Chief equity strategist John Blank expects things to stay that way for the time being, though the future is uncertain.

(Read More: America's Self-Employed Caught in Obamacare Gaps)

"You have to stay bullish on the sector," Blank said. "What was announced is unlikely to change that dynamic very much."

On the winners side, Zacks ranks HMOs at the top of the healthcare pack (No. 19 out of 259 industries) with service providers (78), biomedical (81) and hospitals, nursing homes and medical products bunched at 116.

Two big deadlines lie ahead, though: The Oct. 1 implementation of insurance exchanges, and the Jan. 1 ultimate deadline for individuals to buy insurance. Those two dwarf the importance of the business issue, as a large number of big companies already provide coverage.

"If this is stage one of a lot of retractions, then it's a bigger issue, much bigger," Blank said. "The individual mandate and the exchanges are major, major expansions of coverage."

(Read More: Will Obamacare Hurt Jobs?

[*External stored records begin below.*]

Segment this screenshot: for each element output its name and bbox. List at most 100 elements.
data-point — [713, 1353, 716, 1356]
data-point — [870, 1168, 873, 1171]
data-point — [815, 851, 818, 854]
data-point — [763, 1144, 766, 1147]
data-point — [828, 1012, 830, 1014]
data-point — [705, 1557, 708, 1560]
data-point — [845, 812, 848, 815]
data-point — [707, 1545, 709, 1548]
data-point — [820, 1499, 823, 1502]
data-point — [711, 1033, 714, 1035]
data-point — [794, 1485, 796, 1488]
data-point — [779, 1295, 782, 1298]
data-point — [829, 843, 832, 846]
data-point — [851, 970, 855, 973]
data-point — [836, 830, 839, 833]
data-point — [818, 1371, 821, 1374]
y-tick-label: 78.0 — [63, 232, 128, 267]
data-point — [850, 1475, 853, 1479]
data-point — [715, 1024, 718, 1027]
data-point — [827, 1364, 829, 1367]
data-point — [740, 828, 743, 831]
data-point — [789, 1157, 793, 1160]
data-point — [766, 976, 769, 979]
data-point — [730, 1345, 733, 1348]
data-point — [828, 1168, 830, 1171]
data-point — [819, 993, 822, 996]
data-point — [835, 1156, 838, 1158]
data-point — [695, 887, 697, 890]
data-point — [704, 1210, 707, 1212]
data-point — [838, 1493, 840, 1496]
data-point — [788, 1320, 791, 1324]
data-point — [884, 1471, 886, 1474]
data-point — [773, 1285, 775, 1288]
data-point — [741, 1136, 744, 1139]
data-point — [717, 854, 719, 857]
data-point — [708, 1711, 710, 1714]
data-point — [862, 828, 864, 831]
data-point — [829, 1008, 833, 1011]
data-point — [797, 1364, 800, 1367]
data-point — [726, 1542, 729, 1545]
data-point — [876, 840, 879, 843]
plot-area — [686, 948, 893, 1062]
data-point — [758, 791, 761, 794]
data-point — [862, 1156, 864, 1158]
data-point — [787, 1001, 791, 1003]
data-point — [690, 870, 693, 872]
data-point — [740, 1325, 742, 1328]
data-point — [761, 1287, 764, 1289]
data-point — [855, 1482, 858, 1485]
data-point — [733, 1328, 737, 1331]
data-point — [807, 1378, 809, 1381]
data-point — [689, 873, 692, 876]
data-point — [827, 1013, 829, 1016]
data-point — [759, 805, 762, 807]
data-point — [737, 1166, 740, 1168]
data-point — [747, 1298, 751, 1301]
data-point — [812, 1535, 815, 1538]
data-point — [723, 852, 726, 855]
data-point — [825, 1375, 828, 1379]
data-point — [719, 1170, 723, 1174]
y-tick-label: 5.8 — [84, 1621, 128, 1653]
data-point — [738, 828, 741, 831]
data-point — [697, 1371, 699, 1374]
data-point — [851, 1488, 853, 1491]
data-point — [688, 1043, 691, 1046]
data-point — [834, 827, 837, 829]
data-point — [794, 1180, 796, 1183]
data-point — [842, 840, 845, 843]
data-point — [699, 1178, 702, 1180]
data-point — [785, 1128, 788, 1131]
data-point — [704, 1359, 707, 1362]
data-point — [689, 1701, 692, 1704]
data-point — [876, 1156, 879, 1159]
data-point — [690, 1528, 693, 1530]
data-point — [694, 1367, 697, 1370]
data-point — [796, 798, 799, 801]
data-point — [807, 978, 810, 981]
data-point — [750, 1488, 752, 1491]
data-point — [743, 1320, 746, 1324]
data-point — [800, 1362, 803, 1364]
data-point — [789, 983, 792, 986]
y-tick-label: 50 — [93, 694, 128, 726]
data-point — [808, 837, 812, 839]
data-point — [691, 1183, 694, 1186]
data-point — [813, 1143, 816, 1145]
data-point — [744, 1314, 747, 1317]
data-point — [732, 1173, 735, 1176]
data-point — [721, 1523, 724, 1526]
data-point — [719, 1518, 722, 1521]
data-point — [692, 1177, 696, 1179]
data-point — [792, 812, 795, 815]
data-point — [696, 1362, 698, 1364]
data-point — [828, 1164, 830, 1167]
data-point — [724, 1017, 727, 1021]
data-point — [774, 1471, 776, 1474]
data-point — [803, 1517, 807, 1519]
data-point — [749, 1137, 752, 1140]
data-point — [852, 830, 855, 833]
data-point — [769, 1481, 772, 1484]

It's Already Happening)

Nick Raich, CEO at the Earnings Scout, said the big losers will be managed care companies, while it is a "huge temporary positive for the 50th and 51st persons on the totem pole at small- to mid-sized companies."

Raich added there could be "major headwinds...if the delay turns into something more."

While healthcare stocks have surged thus far in 2013, earnings projections are gloomy, with the sector likely to report a 0.95 percent second-quarter loss.

The Obamacare news, then, sets the stage for a rough second half of the year.

"It could trim the managed cares in the near term for this year," Raich said. "I don't see upward guidance. Companies in the health care sector aren't pressing on the accelerator by any means."